Published in 1891, this book by British author Thomas Hardy has been on my list of “wanna reads” since high school. A guy I was dating my sophomore year was in a different English class than mine, and I remember his class read Tess while my class did not. He mentioned it, I asked what it was about, and he said, “Nothing. It’s not about anything. It’s a total waste of time.”
That immediately piqued my interest! This guy was not a book lover, so if he thought this book was pointless, there was likely something rich just below the surface, and I was curious to find out what it was.
Apparently I was not THAT curious, because it took me 28 years to get around to actually reading Tess, but I finally did. And I was right! There was, indeed, something rich just below the surface.
I really liked this book, but it was also a gut-wrenching read at times. Hardy’s writing style is lovely. Of Tess, he writes:
“…there behind the blue narcotic haze was potentially the ‘tragic mischief’ of her drama — one who stood fair to be the blood-red ray in the spectrum of her young life. She had an attribute which amounted to a disadvantage just now; and it was this that cause Alec d’Urberville’s eyes to rivet themselves upon her. It was a luxuriance of aspect, a fulness of growth, which made her appear more woman than she really was. She had inherited the feature from her mother without the quality it denoted. It had troubled her mind occasionally, till her companions had said that it was a fault which time would cure.” (Phase the First, ch. 5)
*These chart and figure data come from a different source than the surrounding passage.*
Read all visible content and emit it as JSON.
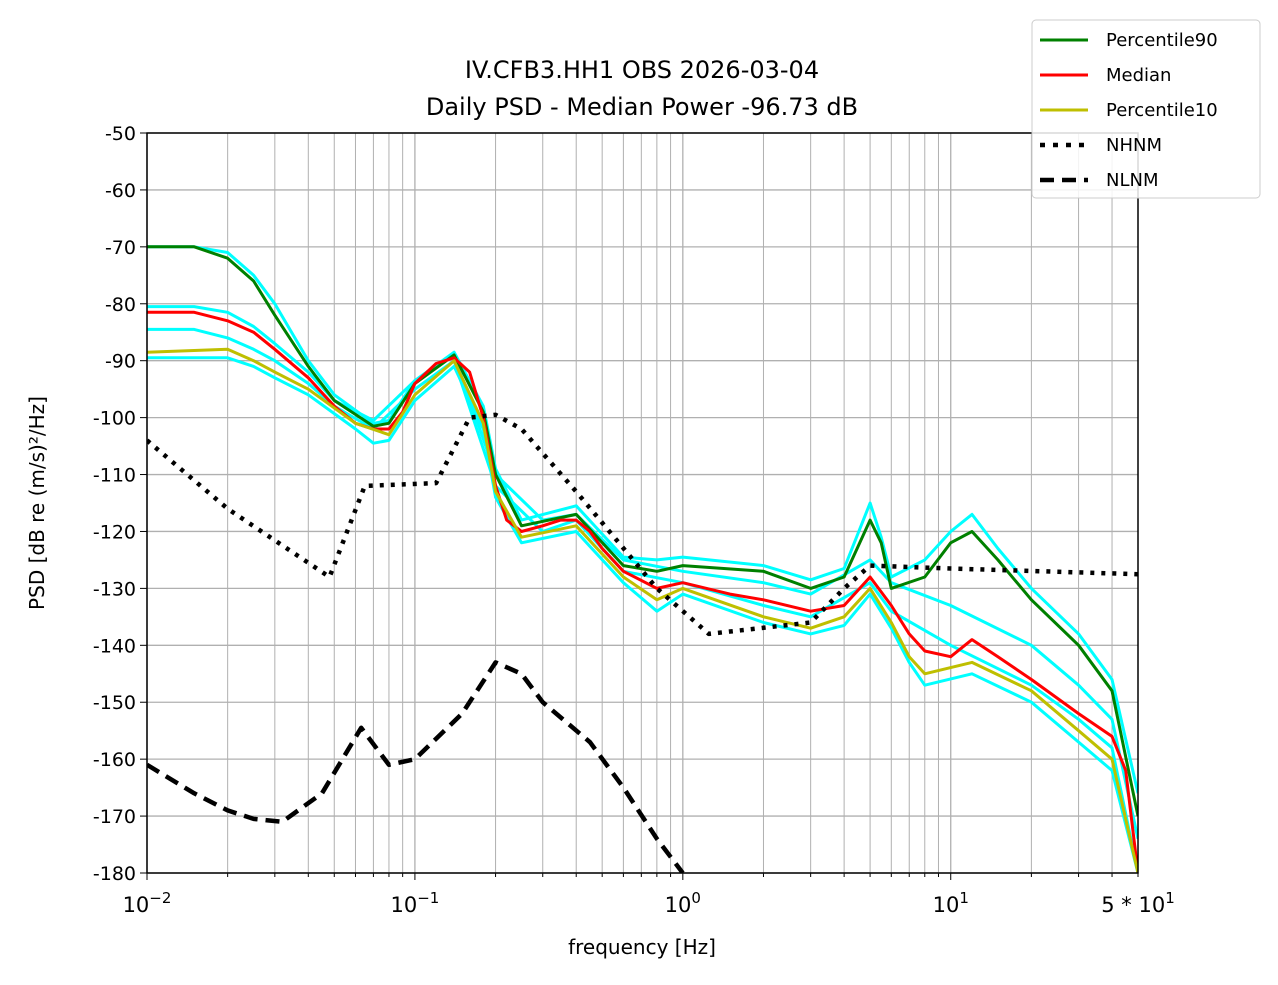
{
  "chart_data": {
    "type": "line",
    "title": "IV.CFB3.HH1 OBS 2026-03-04",
    "subtitle": "Daily PSD - Median Power -96.73 dB",
    "xlabel": "frequency [Hz]",
    "ylabel": "PSD [dB re (m/s)²/Hz]",
    "xscale": "log",
    "xlim": [
      0.01,
      50
    ],
    "ylim": [
      -180,
      -50
    ],
    "grid": true,
    "legend_position": "top-right (outside)",
    "x_ticks": [
      {
        "value": 0.01,
        "base": "10",
        "exp": "−2"
      },
      {
        "value": 0.1,
        "base": "10",
        "exp": "−1"
      },
      {
        "value": 1,
        "base": "10",
        "exp": "0"
      },
      {
        "value": 10,
        "base": "10",
        "exp": "1"
      },
      {
        "value": 50,
        "base": "5 * 10",
        "exp": "1"
      }
    ],
    "y_ticks": [
      "-50",
      "-60",
      "-70",
      "-80",
      "-90",
      "-100",
      "-110",
      "-120",
      "-130",
      "-140",
      "-150",
      "-160",
      "-170",
      "-180"
    ],
    "series": [
      {
        "name": "",
        "color": "#00ffff",
        "style": "solid",
        "x": [
          0.01,
          0.015,
          0.02,
          0.025,
          0.03,
          0.04,
          0.05,
          0.07,
          0.08,
          0.1,
          0.14,
          0.18,
          0.2,
          0.25,
          0.4,
          0.6,
          0.8,
          1,
          2,
          3,
          4,
          5,
          5.5,
          6,
          8,
          10,
          12,
          15,
          20,
          30,
          40,
          50
        ],
        "y": [
          -70,
          -70,
          -71,
          -75,
          -80,
          -90,
          -96,
          -101,
          -100.5,
          -93.5,
          -88.5,
          -98,
          -109,
          -118,
          -115.5,
          -124.5,
          -125,
          -124.5,
          -126,
          -128.5,
          -126.5,
          -115,
          -121,
          -128,
          -125,
          -120,
          -117,
          -123,
          -130,
          -138,
          -146,
          -166
        ]
      },
      {
        "name": "",
        "color": "#00ffff",
        "style": "solid",
        "x": [
          0.01,
          0.015,
          0.02,
          0.025,
          0.03,
          0.04,
          0.05,
          0.07,
          0.1,
          0.14,
          0.2,
          0.3,
          0.4,
          0.6,
          1,
          2,
          3,
          5,
          6,
          10,
          20,
          30,
          40,
          50
        ],
        "y": [
          -80.5,
          -80.5,
          -81.5,
          -84,
          -87,
          -92,
          -97,
          -100.5,
          -93.5,
          -89,
          -110,
          -118,
          -117,
          -125,
          -127,
          -129,
          -131,
          -125,
          -129,
          -133,
          -140,
          -147,
          -153,
          -174
        ]
      },
      {
        "name": "",
        "color": "#00ffff",
        "style": "solid",
        "x": [
          0.01,
          0.015,
          0.02,
          0.025,
          0.03,
          0.04,
          0.05,
          0.07,
          0.1,
          0.14,
          0.2,
          0.3,
          0.4,
          0.6,
          1,
          2,
          3,
          5,
          6,
          10,
          20,
          30,
          40,
          50
        ],
        "y": [
          -84.5,
          -84.5,
          -86,
          -88,
          -90,
          -94,
          -98,
          -102,
          -95,
          -90,
          -112,
          -120,
          -118,
          -127,
          -129,
          -133,
          -135,
          -129,
          -134,
          -140,
          -147,
          -153,
          -158,
          -180
        ]
      },
      {
        "name": "",
        "color": "#00ffff",
        "style": "solid",
        "x": [
          0.01,
          0.02,
          0.025,
          0.03,
          0.04,
          0.06,
          0.07,
          0.08,
          0.1,
          0.14,
          0.18,
          0.2,
          0.25,
          0.4,
          0.6,
          0.8,
          1,
          2,
          3,
          4,
          5,
          6,
          7,
          8,
          12,
          20,
          30,
          40,
          50
        ],
        "y": [
          -89.5,
          -89.5,
          -91,
          -93,
          -96,
          -102,
          -104.5,
          -104,
          -97,
          -91,
          -102,
          -114,
          -122,
          -120,
          -129,
          -134,
          -131,
          -136,
          -138,
          -136.5,
          -131,
          -137,
          -143,
          -147,
          -145,
          -150,
          -157,
          -162,
          -180
        ]
      },
      {
        "name": "Percentile90",
        "color": "#008000",
        "style": "solid",
        "legend": true,
        "x": [
          0.01,
          0.015,
          0.02,
          0.025,
          0.03,
          0.04,
          0.05,
          0.07,
          0.08,
          0.1,
          0.14,
          0.18,
          0.2,
          0.25,
          0.4,
          0.6,
          0.8,
          1,
          2,
          3,
          4,
          5,
          5.5,
          6,
          8,
          10,
          12,
          15,
          20,
          30,
          40,
          50
        ],
        "y": [
          -70,
          -70,
          -72,
          -76,
          -82,
          -91,
          -97,
          -101.5,
          -101,
          -94,
          -89,
          -99,
          -110,
          -119,
          -117,
          -126,
          -127,
          -126,
          -127,
          -130,
          -128,
          -118,
          -122,
          -130,
          -128,
          -122,
          -120,
          -125,
          -132,
          -140,
          -148,
          -170
        ]
      },
      {
        "name": "Median",
        "color": "#ff0000",
        "style": "solid",
        "legend": true,
        "x": [
          0.01,
          0.015,
          0.02,
          0.025,
          0.03,
          0.04,
          0.05,
          0.06,
          0.07,
          0.08,
          0.09,
          0.1,
          0.12,
          0.14,
          0.16,
          0.18,
          0.2,
          0.22,
          0.25,
          0.3,
          0.35,
          0.4,
          0.45,
          0.5,
          0.6,
          0.8,
          1,
          1.5,
          2,
          3,
          4,
          5,
          6,
          7,
          8,
          10,
          12,
          15,
          20,
          30,
          40,
          45,
          50
        ],
        "y": [
          -81.5,
          -81.5,
          -83,
          -85,
          -88,
          -93,
          -98,
          -101,
          -102,
          -102,
          -99,
          -94,
          -90.5,
          -89.5,
          -92,
          -100,
          -112,
          -118,
          -120,
          -119,
          -118,
          -118,
          -120,
          -123,
          -127,
          -130,
          -129,
          -131,
          -132,
          -134,
          -133,
          -128,
          -133,
          -138,
          -141,
          -142,
          -139,
          -142,
          -146,
          -152,
          -156,
          -162,
          -180
        ]
      },
      {
        "name": "Percentile10",
        "color": "#bfbf00",
        "style": "solid",
        "legend": true,
        "x": [
          0.01,
          0.02,
          0.025,
          0.03,
          0.04,
          0.06,
          0.08,
          0.1,
          0.14,
          0.18,
          0.2,
          0.25,
          0.4,
          0.6,
          0.8,
          1,
          2,
          3,
          4,
          5,
          6,
          7,
          8,
          12,
          20,
          30,
          40,
          50
        ],
        "y": [
          -88.5,
          -88,
          -90,
          -92,
          -95,
          -101,
          -103,
          -96,
          -90,
          -101,
          -113,
          -121,
          -119,
          -128,
          -132,
          -130,
          -135,
          -137,
          -135,
          -130,
          -136,
          -142,
          -145,
          -143,
          -148,
          -155,
          -160,
          -180
        ]
      },
      {
        "name": "NHNM",
        "color": "#000000",
        "style": "dotted",
        "legend": true,
        "x": [
          0.01,
          0.02,
          0.048,
          0.065,
          0.12,
          0.16,
          0.2,
          0.25,
          0.4,
          0.8,
          1.25,
          3,
          4,
          5,
          10,
          50
        ],
        "y": [
          -104,
          -116,
          -128,
          -112,
          -111.5,
          -100,
          -99.5,
          -102,
          -113,
          -130,
          -138,
          -136,
          -130,
          -126,
          -126.5,
          -127.5
        ]
      },
      {
        "name": "NLNM",
        "color": "#000000",
        "style": "dashed",
        "legend": true,
        "x": [
          0.01,
          0.015,
          0.02,
          0.025,
          0.032,
          0.045,
          0.063,
          0.08,
          0.1,
          0.15,
          0.2,
          0.25,
          0.3,
          0.45,
          0.6,
          0.8,
          1
        ],
        "y": [
          -161,
          -166,
          -169,
          -170.5,
          -171,
          -166,
          -154.5,
          -161,
          -160,
          -152,
          -143,
          -145,
          -150,
          -157,
          -165,
          -174,
          -180
        ]
      }
    ]
  }
}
When Tess meets Angel Clare, his loving and tenacious pursuit of her almost restores her hope for the future, but even so she cannot shake the feeling of unworthiness she carries. The other milkmaids who work at the dairy alongside her, and who have each hoped to have Angel for her husband, wish her well:
When they were all in bed, and the light was out, Marian whispered across to her: ‘You will think of us when you be his wife, Tess, and of how we told ‘ee that we loved him, and how we tried not to hate you, and did not hate you, and could not hate you, because you was his choice, and we never hoped to be chose by him.’
They were not aware that at these words salt stinging tears trickled down upon Tess’s pillow anew; and how she resolved with a bursting heart to tell all her history to Angel Clare, despite her mother’s command; to let him for whom she lived and breathed despise her if he would, and her mother regard her as a fool, rather than preserve a silence which might be deemed a treachery to him, and which somehow seemed a wrong to these.” (Phase the Fourth, ch. 31)
Tess is what the story is about.
Thomas Hardy’s full title was: Tess, of the D’Urbervilles: a Pure Woman.
Tess is betrayed by a man who violates her while she is still almost a child, and later betrayed by the man for whom she holds the utmost love and respect when he cannot accept her as a pure woman in spite of the crime done against her. She is pure in her heart, in her desire to do what is right (as puzzling as it can be to discern the right again and again in her life). She is held unjustly accountable for someone’s sin against her, and yet she refuses to pity herself.
She is also PURE WOMAN. She is beauty, hard-work, loyalty, stubbornness, and intelligence without the benefit of education. She is independence longing for someone to rely upon. She is nurturing even when it costs her everything and she receives nothing in return. She is eager to please, and tragically quick to believe that she will never measure up no matter how hard she tries.
She is fascinating, and I loved her story.
I find it amusing that my high school boyfriend thought it was a story about nothing. Hardy was almost 50 when he wrote Tess; perhaps 15 years was not enough time on earth for a male to understand the richness of her story!